The mission of the Independent Commission Against Corruption (ICAC) is to build a clean government and a level playing field for businesses operating in Hong Kong. Right at the forefront of their activities and spreading that message is Corinna Wong, programme coordinator (district organisations) and regional officer (Kowloon Central) for the ICAC's Community Relations Department.
She joined the ICAC after graduating with a degree in arts from the University of Hong Kong, and did so for a very good reason. "I enjoy dealing with people but, most importantly, I believe in building a clean and fair society," she says.
Her work involves the planning and implementation of promotional projects, which always go together with detailed studies of corruption-prone areas. "We provide corruption prevention education for civil servants, public bodies and private organisations," Ms Wong says. "In addition, we conduct educational workshops and produce practical guides, training videos and publications." These are backed up by regular company visits and seminars organised for specific trades and industries.
During her 16 years with the ICAC, Ms Wong has been posted to the units responsible for producing educational products and mapping out strategies for liaison with the business sector. Currently she is responsible for coordinating the education work for district organisations and getting the support of district leaders and community groups through meet-the-public sessions and exhibitions in residential areas.
You cannot simply work behind closed doors, but must reach out to the world
Recent incidents in the news may have affected the ICAC's image, but Ms Wong believes such challenges are all part of the job. "Society is changing fast and the public has higher expectations of us," she remarks. "We need to be adaptable and design our programmes to meet the needs of different sectors and the general public. Communication is therefore very important, as are a strong belief in what the ICAC is doing and a great sense of responsibility towards the community."
To combat corruption effectively, the ICAC's three main departments work in close cooperation. The operations team receives allegations of corruption and conducts investigations. The corruption prevention section examines the practices and procedures of government departments and public bodies, offering advice to reduce opportunities for corruption.

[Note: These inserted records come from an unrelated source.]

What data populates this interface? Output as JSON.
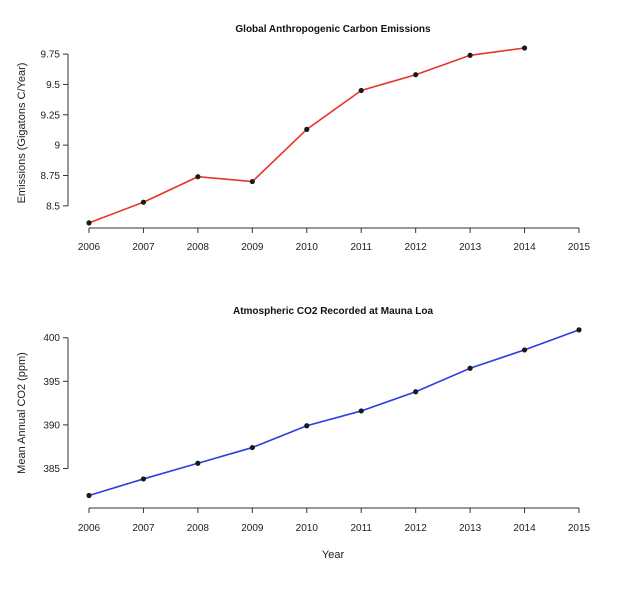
{
  "chart_data": [
    {
      "type": "line",
      "title": "Global Anthropogenic Carbon Emissions",
      "xlabel": "",
      "ylabel": "Emissions (Gigatons C/Year)",
      "x": [
        2006,
        2007,
        2008,
        2009,
        2010,
        2011,
        2012,
        2013,
        2014
      ],
      "x_ticks": [
        2006,
        2007,
        2008,
        2009,
        2010,
        2011,
        2012,
        2013,
        2014,
        2015
      ],
      "y_ticks": [
        8.5,
        8.75,
        9,
        9.25,
        9.5,
        9.75
      ],
      "y_tick_labels": [
        "8.5",
        "8.75",
        "9",
        "9.25",
        "9.5",
        "9.75"
      ],
      "xlim": [
        2006,
        2015
      ],
      "ylim": [
        8.4,
        9.8
      ],
      "series": [
        {
          "values": [
            8.36,
            8.53,
            8.74,
            8.7,
            9.13,
            9.45,
            9.58,
            9.74,
            9.8
          ],
          "color": "#e8342a"
        }
      ],
      "grid": false
    },
    {
      "type": "line",
      "title": "Atmospheric CO2 Recorded at Mauna Loa",
      "xlabel": "Year",
      "ylabel": "Mean Annual CO2 (ppm)",
      "x": [
        2006,
        2007,
        2008,
        2009,
        2010,
        2011,
        2012,
        2013,
        2014,
        2015
      ],
      "x_ticks": [
        2006,
        2007,
        2008,
        2009,
        2010,
        2011,
        2012,
        2013,
        2014,
        2015
      ],
      "y_ticks": [
        385,
        390,
        395,
        400
      ],
      "y_tick_labels": [
        "385",
        "390",
        "395",
        "400"
      ],
      "xlim": [
        2006,
        2015
      ],
      "ylim": [
        381.5,
        401
      ],
      "series": [
        {
          "values": [
            381.9,
            383.8,
            385.6,
            387.4,
            389.9,
            391.6,
            393.8,
            396.5,
            398.6,
            400.9
          ],
          "color": "#2b3ee0"
        }
      ],
      "grid": false
    }
  ]
}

And the community relations department is responsible for educating the public against the evils of corruption and enlisting support for anti-corruption work.
"We have specialist units for promoting public awareness and to send the right message via the mass media and face-to-face contact," Ms Wong explains.
Those looking to join the ICAC should have completed secondary-level education and preferably have two years' work experience. University graduates usually have an advantage and, while no particular academic disciplines are preferred, an ability to get on with people and communicate well is important. Subsequent promotions depend on performance and passing internal examinations. Ms Wong stresses that candidates should be keen to upgrade their knowledge, skills and range of experience.
"To do the job well, you cannot simply work behind closed doors, but must reach out to the world," she adds. "This job has brought me into contact with people from all walks of life and I have been able to utilise all sorts of skills. There have been many opportunities to apply my training and that has motivated me to keep learning more."
Ms Wong's dedication to the cause has been a determining factor in her career development, allowing her to receive regular promotions and recognition. "Our jobs are client-focused," she says. "I guess I am very lucky to have the personal attributes to help in this career." She adds that it is vital to be understanding, sociable, and above all, to have faith in building a fair society.
For the ICAC's 30th anniversary, Ms Wong had a chance to exercise her leadership skills and professionalism by planning and implementing a series of projects which brought her the Commissioner's Commendation award. "This is not a recognition of individual work but of the collective efforts made by the entire team," she explains. "Over the years, we have implemented large-scale projects involving close cooperation with many different parties."
As opportunities to participate in such programmes increase, the ICAC, in line with the government's general guidelines on lifelong learning, has also stepped up efforts to train staff in language and presentation skills.
Looking to the future, Ms Wong emphasises she will work hard to come up with suitable educational strategies to enhance the culture of probity in society. "I want to make a contribution," she says, "and I hope the rest of the community will come to fully accept these ideas."
The ICAC has various programmes to facilitate close cooperation with anti-corruption agencies in the mainland, particularly those in Guangdong province. Visits are regularly exchanged and there are seminars, workshops and training programmes for visiting mainland officials to enhance their understanding of the anti-graft laws in Hong Kong.
This level of cooperation has enhanced cross-border understanding and strengthened anti-corruption practices.